New York Times Magazine editor Tough profiles an ambitious effort to simultaneously address the seemingly eternal societal problems of poverty, class stratification, educational underachievement and racial discrimination.
Frustrated by the limited number of people he could help in his job at a nonprofit organization providing services for at-risk youth, Geoffrey Canada in 1999 founded a large-scale initiative eventually dubbed the Harlem Children’s Zone. He believed that to truly make a difference in a disadvantaged community, he must provide comprehensive services to residents from birth (or earlier) until death.
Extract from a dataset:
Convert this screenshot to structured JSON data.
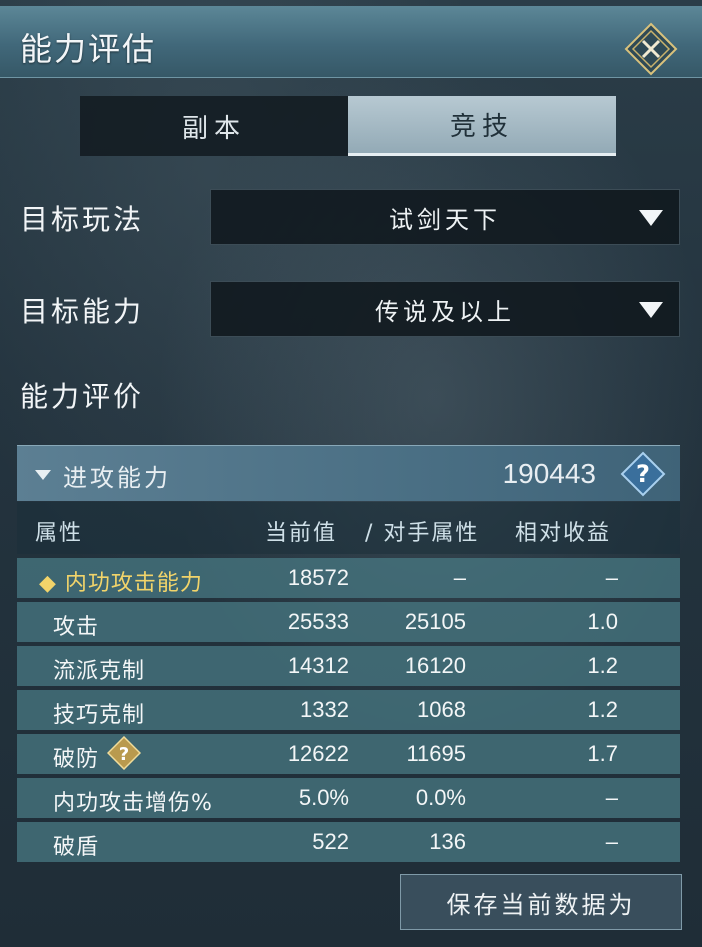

With money raised privately as well as from government entities, Canada formulated programs providing prenatal care, instruction in parenting skills, early childhood education, K-12 schooling and help with the college-application process. The breadth and depth of his vision was either breathtaking or breathtakingly impractical, depending on your point of view. The author, though obviously an admirer, delineates the problems with Canada’s program theory and its implementation as well as the strengths. While doing so, he moves seamlessly among three areas, situating accounts of Canada’s life and policies within the larger context of previous movements to alleviate the consequences of poverty, class and race. Tough shows even the most naïve reader how difficult it is to grapple with the question of how to take an entire community of mostly disadvantaged children and mostly undereducated parents without financial resources and transform them—or at least the children as they grow—into fully functioning members of the middle class. To the extent that Canada is succeeding, the author attributes a portion of the victory to his ability to appeal to donors and volunteers across the political spectrum. Neither Democrats nor Republicans nor independents can articulate sound reasons to oppose this visionary socioeconomic experiment.
Outstanding literary nonfiction, distinguished by in-depth reporting, compelling writing and deep thinking.